2. Ranked second is Novartis, also a Swiss company. It’s a pharmaceutical company with powerful statements on their corporate responsibility page such as, “Our commitment: improving health through responsible business”, “Expanding access to healthcare”, “Doing business Responsibly” and “Ethical business conduct”. Here’s a link to their corporate responsibility page: https://www.novartis.ca/en/about-us/corporate-responsibility

 

What’s in the water in Switzerland and where can we get some?

 

3. Ranked third is Sainsbury, the second largest chain of supermarkets in the United Kingdom. Their website reveals a staggering list of commitments, such as encouraging kids to lead a healthy, providing sustainable fish, investing in the future of British farming, supporting animal health and welfare, helping customers reduce waste, reducing their own waste, training and developing their talent, having a diverse and inclusive workplace and impacting the local community by donating £400 million to charitable causes by 2020. That’s just to name a few, here’s a link to their responsibility page that covers more: http://www.j-sainsbury.co.uk/responsibility/our-commitments/

 

The full ranking of the 100 companies is at the bottom.

 

The global sustainability index is hoping to expand to include 1,000 companies. This report still has refining to do, as last month Volkswagen, ranked fourth in the report, pled guilty to criminal conspiracy for cheating on US diesel emissions tests.
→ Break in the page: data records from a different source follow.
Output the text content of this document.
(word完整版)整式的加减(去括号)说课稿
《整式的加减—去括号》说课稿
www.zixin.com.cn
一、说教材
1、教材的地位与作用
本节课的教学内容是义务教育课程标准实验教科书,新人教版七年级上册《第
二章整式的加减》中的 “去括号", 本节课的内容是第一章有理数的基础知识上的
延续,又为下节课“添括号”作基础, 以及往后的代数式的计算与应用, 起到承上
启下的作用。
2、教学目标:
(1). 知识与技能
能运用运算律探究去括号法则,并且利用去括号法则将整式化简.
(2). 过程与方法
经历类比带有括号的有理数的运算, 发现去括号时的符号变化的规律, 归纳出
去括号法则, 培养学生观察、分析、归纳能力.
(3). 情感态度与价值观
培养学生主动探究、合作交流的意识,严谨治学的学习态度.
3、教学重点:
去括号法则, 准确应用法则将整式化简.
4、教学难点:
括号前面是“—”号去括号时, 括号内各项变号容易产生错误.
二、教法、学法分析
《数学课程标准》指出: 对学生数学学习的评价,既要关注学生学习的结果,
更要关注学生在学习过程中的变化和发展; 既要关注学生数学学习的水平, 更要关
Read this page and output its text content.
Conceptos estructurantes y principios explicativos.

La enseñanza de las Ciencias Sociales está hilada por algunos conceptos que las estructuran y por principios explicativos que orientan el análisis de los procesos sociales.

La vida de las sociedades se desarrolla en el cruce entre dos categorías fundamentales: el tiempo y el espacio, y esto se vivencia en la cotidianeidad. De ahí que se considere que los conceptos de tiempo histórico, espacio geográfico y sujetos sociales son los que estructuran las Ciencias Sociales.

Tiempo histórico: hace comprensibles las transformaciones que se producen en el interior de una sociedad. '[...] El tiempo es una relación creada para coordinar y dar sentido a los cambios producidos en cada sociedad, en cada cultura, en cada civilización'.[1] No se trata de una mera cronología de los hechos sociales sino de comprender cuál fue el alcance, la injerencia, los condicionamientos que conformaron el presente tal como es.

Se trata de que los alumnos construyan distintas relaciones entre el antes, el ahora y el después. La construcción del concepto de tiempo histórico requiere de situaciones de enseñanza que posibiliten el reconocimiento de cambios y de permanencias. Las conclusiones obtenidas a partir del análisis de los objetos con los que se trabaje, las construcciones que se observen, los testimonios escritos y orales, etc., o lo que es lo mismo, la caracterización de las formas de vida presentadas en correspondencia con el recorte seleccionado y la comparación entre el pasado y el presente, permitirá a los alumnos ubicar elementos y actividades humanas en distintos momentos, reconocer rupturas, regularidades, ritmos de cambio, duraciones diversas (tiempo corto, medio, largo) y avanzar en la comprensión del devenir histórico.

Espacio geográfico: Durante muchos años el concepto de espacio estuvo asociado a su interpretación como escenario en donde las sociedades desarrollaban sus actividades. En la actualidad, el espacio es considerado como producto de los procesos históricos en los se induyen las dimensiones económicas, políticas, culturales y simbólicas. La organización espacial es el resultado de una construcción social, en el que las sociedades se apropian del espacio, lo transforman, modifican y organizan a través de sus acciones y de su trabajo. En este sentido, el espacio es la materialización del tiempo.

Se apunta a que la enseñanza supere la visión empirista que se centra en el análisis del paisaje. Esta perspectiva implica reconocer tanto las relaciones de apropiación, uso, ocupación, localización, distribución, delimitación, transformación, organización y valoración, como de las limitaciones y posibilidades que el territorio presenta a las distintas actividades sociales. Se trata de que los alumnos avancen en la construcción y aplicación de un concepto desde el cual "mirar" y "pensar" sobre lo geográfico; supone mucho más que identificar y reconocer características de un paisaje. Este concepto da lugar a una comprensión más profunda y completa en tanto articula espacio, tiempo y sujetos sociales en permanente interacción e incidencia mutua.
Some companies also don’t report their sustainability development on their Annual Report which analysts argue is a problem because an Annual Report is legally binding whereas separate sustainability reports can often include a lot of greenwashing.

 

John Liu, a professor at Columbia University in the states wonders which US company is going to be the first to step up and be a leader for the United States in their sustainability development goals. He states that “reports and studies show that companies who pay attention to [environmental, social, and governance benchmarks] generally have a better track record of long-term growth.” And a report in The Accounting Review found that “firms with good ratings on material sustainability issues significantly outperform firms with poor ratings on these issues.”